Le journaliste défend, paraît-il, la liberté de pensée et la démocratie. Quand les hordes nostalgiques du Maréchal viendront restaurer l'ordre, la discipline et les valeurs de l'occident chrétien, il se dressera héroïquement armé de son seul stylo, et écrira que ce n'est pas bien. Ceux qui auront déjà filé dans le Vercors avec leur pétoire ne liront pas sa prose, mais c'est l'intention qui compte.

En attendant son heure de gloire, le journaliste doit noircir du papier pour gagner sa croûte. Seulement voilà : écrire des conneries à longueur de journée, ça n'est pas facile. Voyez donc à quelle vitesse d'escargot avance ce site !

Il lui faut parfois pallier le cruel manque d'inspiration en racontant les pires conneries ou en recopiant ce que d'autres ont déjà écrit.
Une bonne méthode qui a fait ses preuves depuis que la presse existe consiste à remettre en forme la propagande les "communiqués de presse" concoctés par le gouvernement, les grandes sociétés ou l'OTAN. Ceci a le mérite d'être correct vis à vis du "fournisseur". Ça l'est moins vis à vis du lecteur, qui finit par trouver la ficelle un peu grosse et doute de l'indépendance de la presse, mais on ne peut pas tout avoir. Ce n'est pas avec ça qu'on gagne le prix Pulitzer, en tout cas.

Heureusement, au début des années 90 apparut le plus fantastique bordel jamais conçu par l'humanité : le web. Le rêve : finie l'angoisse de la page blanche ! C'est à la mode, ça a l'air vrai, son côté "domaine public" fait que tout le monde s'assoit sur le respect de la propriété intellectuelle, et on est sûr de ne jamais tomber à cours d'idées stupides dans une telle mine.
Tout n'y est pas mauvais : la qualité de certaines pages n'a pas échappé à un chroniqueur de talent, qui se serait empressé de les recycler, ce qui a fortement déplu à leur auteur.
Finalement, dans cette histoire, tout le monde est content : le lecteur qui s'ennuyait après avoir fini les mots croisés, le chroniqueur qui s'est fait du blé avec ses articles et refait du blé avec son bouquin, et l'auteur plagié qui a trouvé une bonne occasion de déverser son fiel.
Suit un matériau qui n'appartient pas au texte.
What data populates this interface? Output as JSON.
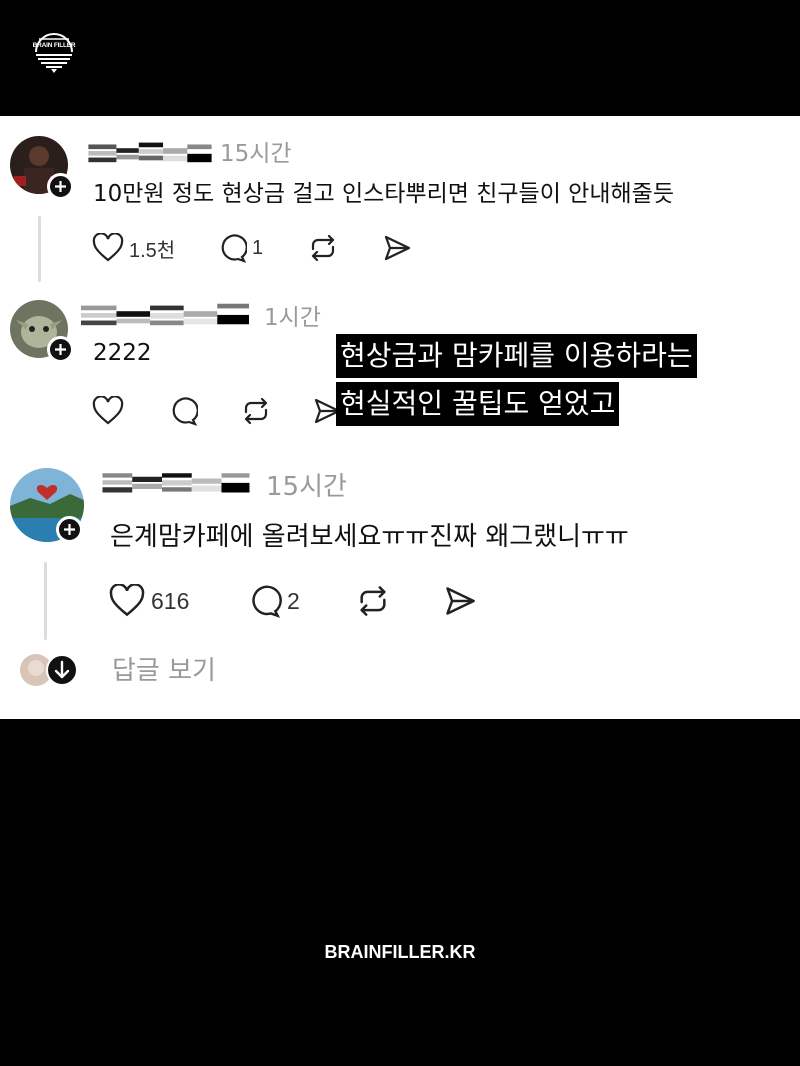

Quand il ne pirate pas, le scribouillard dévoile à son lecteur que le gouvernement nous cache tout et que notre société est sur le point de s'écrouler, que la planète va bientôt exploser, qu'El Qaida et le Hamas s'échangent les plans de la bombe atomique dissimulés dans des images zoophiles mettant en scène Bill G. et un pingouin, que le WAP est une technologie d'avenir et BeOS le système de demain.
Le lecteur a peur la première fois, sourcille la deuxième, et baille ensuite. Le scribouillard se dit qu'il va falloir trouver un autre filon... Décidément, rien n'est parfait.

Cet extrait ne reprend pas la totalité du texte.